Em uma refinaria, uma válvula crítica acionada por CLP falhou durante um teste de emergência, ignorando as ordens do sistema de controle. Após descartar falhas elétricas e de software, a equipe de manutenção suspeitou de um dano mecânico interno. A solução veio por meio de engenharia reversa: a digitalização 3D do atuador com um GOM ATOS Q permitiu capturar a geometria exata da peça suspeita. A análise posterior revelou uma alteração deliberada que impedia a leitura correta do sensor de posição.
Fluxo de trabalho: da nuvem de pontos ao modelo CAD 🔧
O processo começou com a digitalização do atuador completo utilizando o scanner de luz estruturada GOM ATOS Q, obtendo uma nuvem de pontos de alta densidade e precisão submicrônica. Este modelo digital foi importado para o Geomagic Control X para realizar uma análise de desvios em relação ao projeto original do SolidWorks. A comparação revelou uma discrepância crítica no perfil de uma came interna: uma área havia sido lixada artificialmente, reduzindo sua espessura em 1,2 mm. Esta modificação alterava o acoplamento mecânico com o sensor de proximidade indutivo, fazendo com que o CLP interpretasse uma posição de válvula incorreta durante o modo de emergência.
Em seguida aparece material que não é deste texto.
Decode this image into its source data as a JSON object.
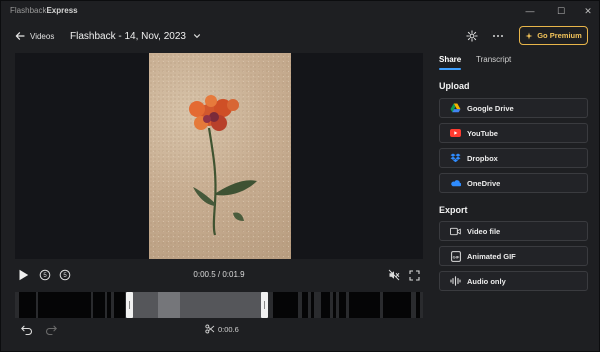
{
  "app": {
    "name_light": "Flashback",
    "name_bold": "Express"
  },
  "window_controls": {
    "minimize": "—",
    "maximize": "☐",
    "close": "✕"
  },
  "header": {
    "back_label": "Videos",
    "title": "Flashback - 14, Nov, 2023",
    "premium_label": "Go Premium"
  },
  "player": {
    "time": "0:00.5 / 0:01.9",
    "trim_length": "0:00.6"
  },
  "timeline": {
    "segments": [
      {
        "l": 4,
        "w": 17
      },
      {
        "l": 23,
        "w": 53
      },
      {
        "l": 78,
        "w": 12
      },
      {
        "l": 92,
        "w": 4
      },
      {
        "l": 99,
        "w": 11
      },
      {
        "l": 240,
        "w": 8
      },
      {
        "l": 258,
        "w": 25
      },
      {
        "l": 287,
        "w": 6
      },
      {
        "l": 296,
        "w": 3
      },
      {
        "l": 306,
        "w": 9
      },
      {
        "l": 318,
        "w": 3
      },
      {
        "l": 324,
        "w": 7
      },
      {
        "l": 334,
        "w": 31
      },
      {
        "l": 368,
        "w": 28
      },
      {
        "l": 401,
        "w": 4
      }
    ]
  },
  "panel": {
    "tabs": [
      "Share",
      "Transcript"
    ],
    "upload_heading": "Upload",
    "upload": [
      {
        "label": "Google Drive",
        "icon": "google-drive-icon"
      },
      {
        "label": "YouTube",
        "icon": "youtube-icon"
      },
      {
        "label": "Dropbox",
        "icon": "dropbox-icon"
      },
      {
        "label": "OneDrive",
        "icon": "onedrive-icon"
      }
    ],
    "export_heading": "Export",
    "export": [
      {
        "label": "Video file",
        "icon": "video-file-icon"
      },
      {
        "label": "Animated GIF",
        "icon": "gif-icon"
      },
      {
        "label": "Audio only",
        "icon": "audio-icon"
      }
    ]
  },
  "colors": {
    "accent": "#3fa0ff",
    "premium": "#f2c35a",
    "youtube": "#ff3b30",
    "dropbox": "#2f8cff",
    "onedrive": "#2f8cff"
  }
}
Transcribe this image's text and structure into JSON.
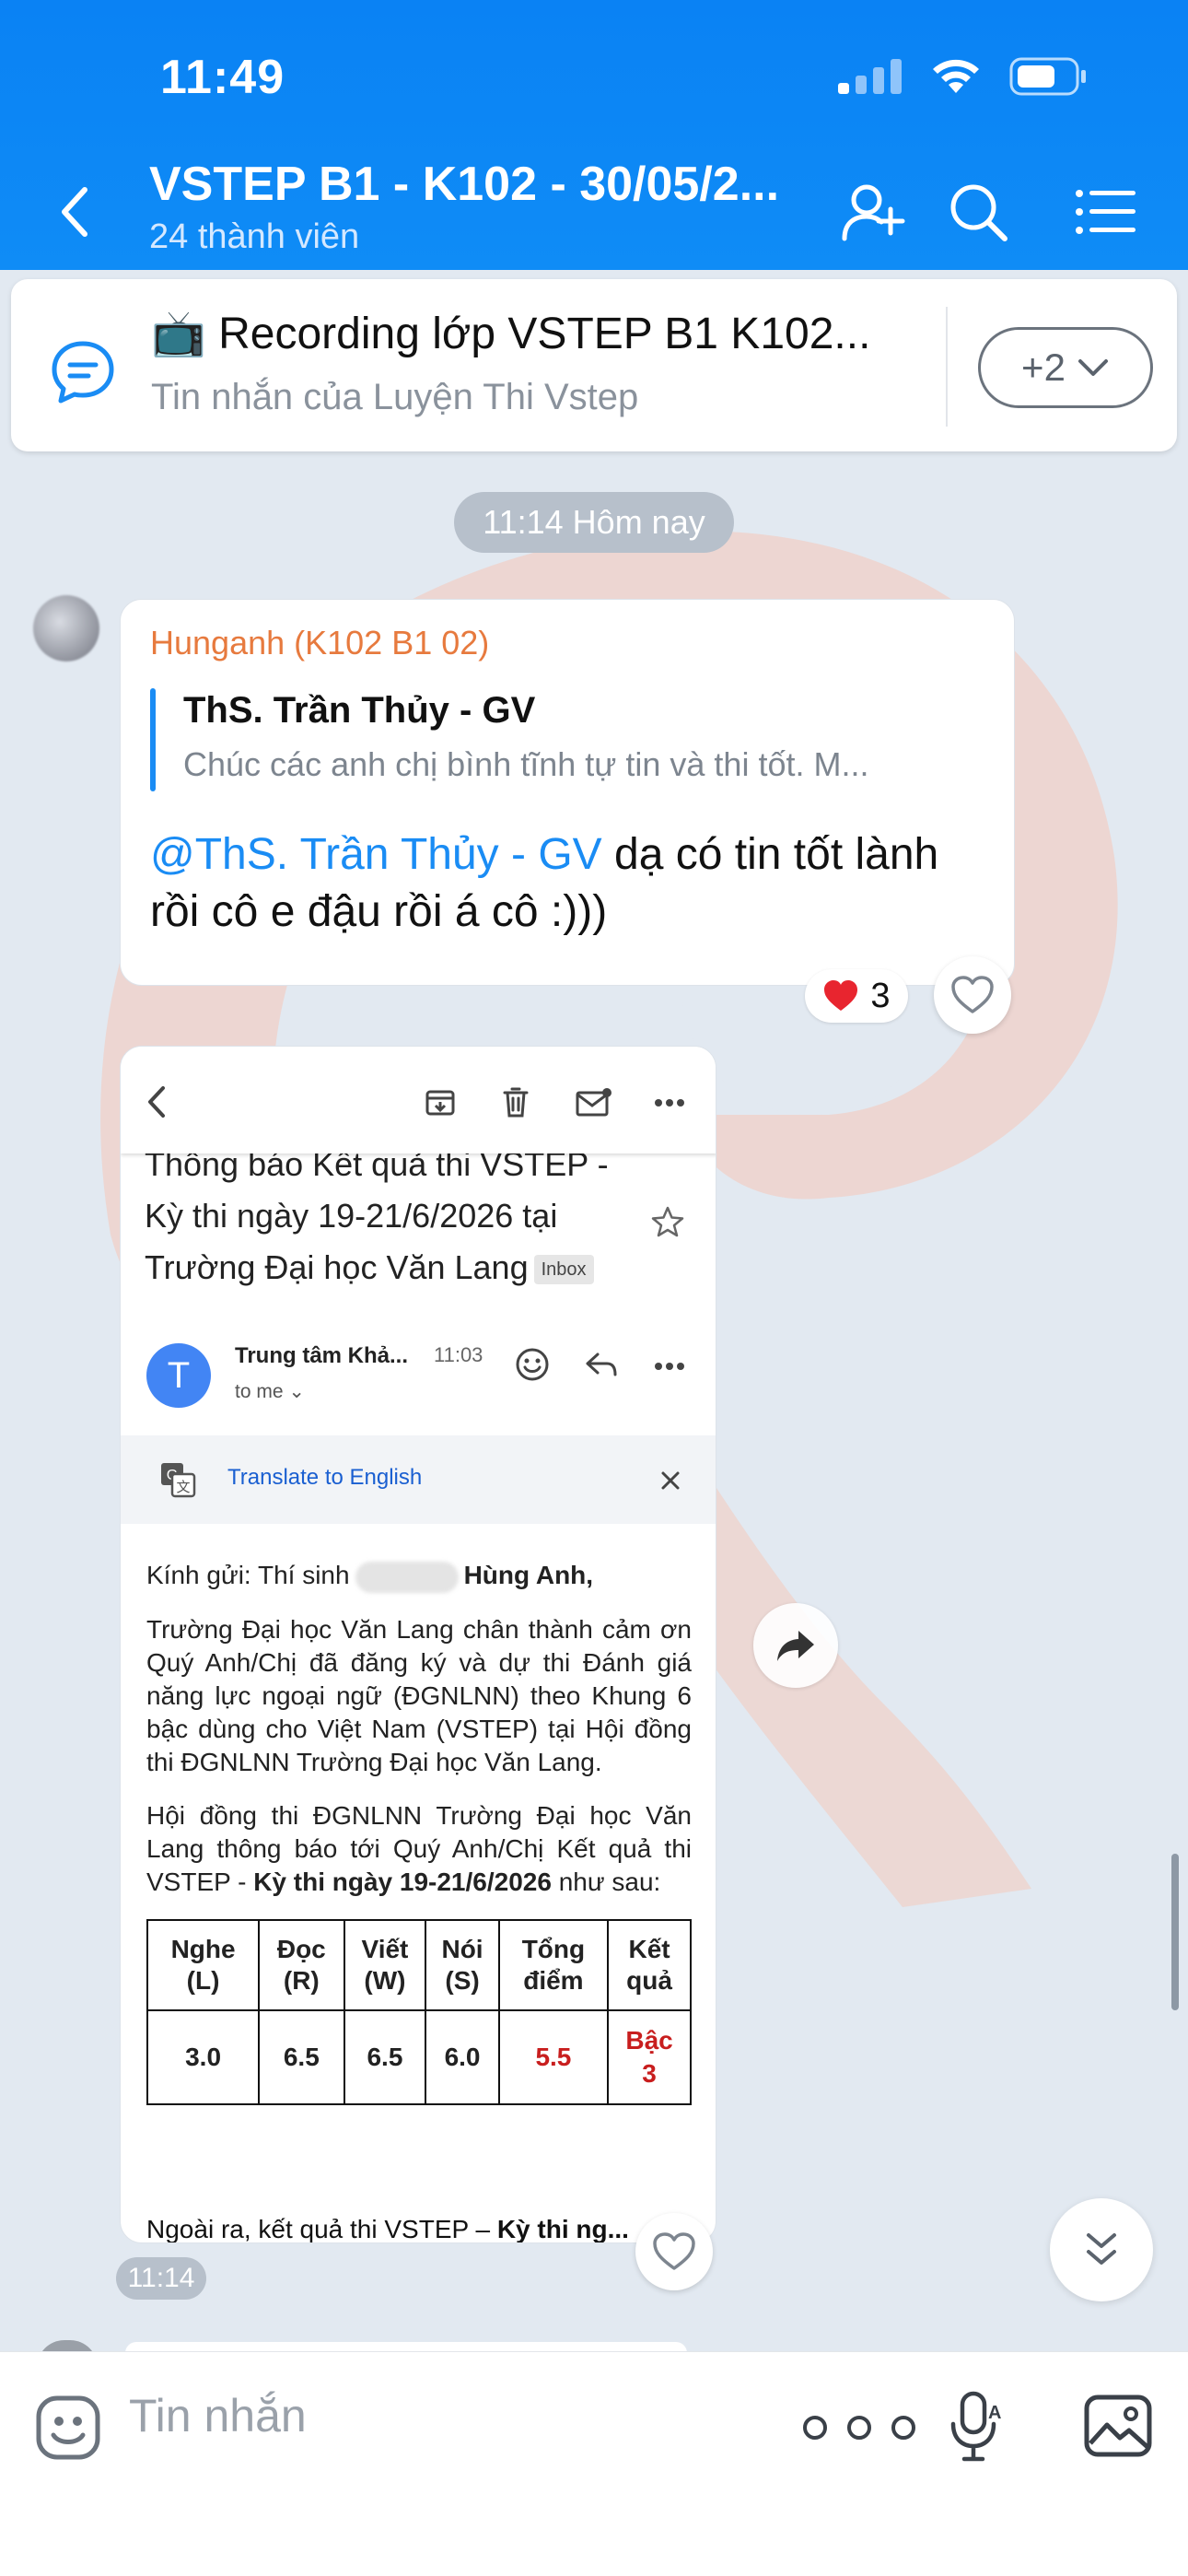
{
  "status_bar": {
    "time": "11:49"
  },
  "header": {
    "title": "VSTEP B1 - K102 - 30/05/2...",
    "subtitle": "24 thành viên"
  },
  "pinned": {
    "emoji": "📺",
    "title": "Recording lớp VSTEP B1 K102...",
    "subtitle": "Tin nhắn của Luyện Thi Vstep",
    "more_label": "+2"
  },
  "timeline": {
    "time_pill": "11:14 Hôm nay"
  },
  "message1": {
    "sender": "Hunganh (K102 B1 02)",
    "quote_name": "ThS. Trần Thủy - GV",
    "quote_text": "Chúc các anh chị bình tĩnh tự tin và thi tốt. M...",
    "mention": "@ThS. Trần Thủy - GV",
    "text": " dạ có tin tốt lành rồi cô e đậu rồi á cô :)))",
    "reaction_emoji": "❤️",
    "reaction_count": "3"
  },
  "email": {
    "subject": "Thông báo Kết quả thi VSTEP - Kỳ thi ngày 19-21/6/2026 tại Trường Đại học Văn Lang",
    "inbox_label": "Inbox",
    "sender_initial": "T",
    "sender_name": "Trung tâm Khả...",
    "time": "11:03",
    "to": "to me",
    "translate_label": "Translate to English",
    "greeting_prefix": "Kính gửi: Thí sinh",
    "greeting_name": "Hùng Anh,",
    "para1": "Trường Đại học Văn Lang chân thành cảm ơn Quý Anh/Chị đã đăng ký và dự thi Đánh giá năng lực ngoại ngữ (ĐGNLNN) theo Khung 6 bậc dùng cho Việt Nam (VSTEP) tại Hội đồng thi ĐGNLNN Trường Đại học Văn Lang.",
    "para2_prefix": "Hội đồng thi ĐGNLNN Trường Đại học Văn Lang thông báo tới Quý Anh/Chị Kết quả thi VSTEP - ",
    "para2_bold": "Kỳ thi ngày 19-21/6/2026",
    "para2_suffix": " như sau:",
    "table_headers": [
      [
        "Nghe",
        "(L)"
      ],
      [
        "Đọc",
        "(R)"
      ],
      [
        "Viết",
        "(W)"
      ],
      [
        "Nói",
        "(S)"
      ],
      [
        "Tổng",
        "điểm"
      ],
      [
        "Kết",
        "quả"
      ]
    ],
    "table_values": [
      "3.0",
      "6.5",
      "6.5",
      "6.0",
      "5.5",
      [
        "Bậc",
        "3"
      ]
    ],
    "footer_prefix": "Ngoài ra, kết quả thi VSTEP – ",
    "footer_bold": "Kỳ thi ng..."
  },
  "image_time": "11:14",
  "composer": {
    "placeholder": "Tin nhắn"
  },
  "colors": {
    "header_blue": "#0f8cf6",
    "mention_blue": "#1a8cf4",
    "sender_orange": "#e77a3e",
    "result_red": "#c81e1e"
  }
}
Com os dados da deformação, procedeu-se à modelagem da peça correta no SolidWorks, gerando um arquivo STL para fabricação aditiva imediata.
A lição oculta no metal 🔍
Este caso demonstra que a engenharia reversa não serve apenas para replicar peças obsoletas, mas como ferramenta forense para detectar manipulações intencionadas ou desgastes anômalos. A combinação de escaneamento óptico de alta precisão e software de comparação geométrica permitiu identificar uma falha que nenhuma análise elétrica ou visual teria descoberto. Para os engenheiros de planta, este fluxo de trabalho se torna um protocolo indispensável diante de falhas intermitentes em sistemas de segurança críticos, onde uma peça lixada pode significar a diferença entre uma parada controlada e um incidente maior.
Como engenheiro de reversa, quais anomalias específicas na nuvem de pontos da válvula CLP escaneada indicariam uma manipulação física deliberada em vez de um desgaste mecânico ou uma falha eletrônica comum?
(PS: se o modelo CAD não encaixar, você sempre pode dizer que é tolerância industrial)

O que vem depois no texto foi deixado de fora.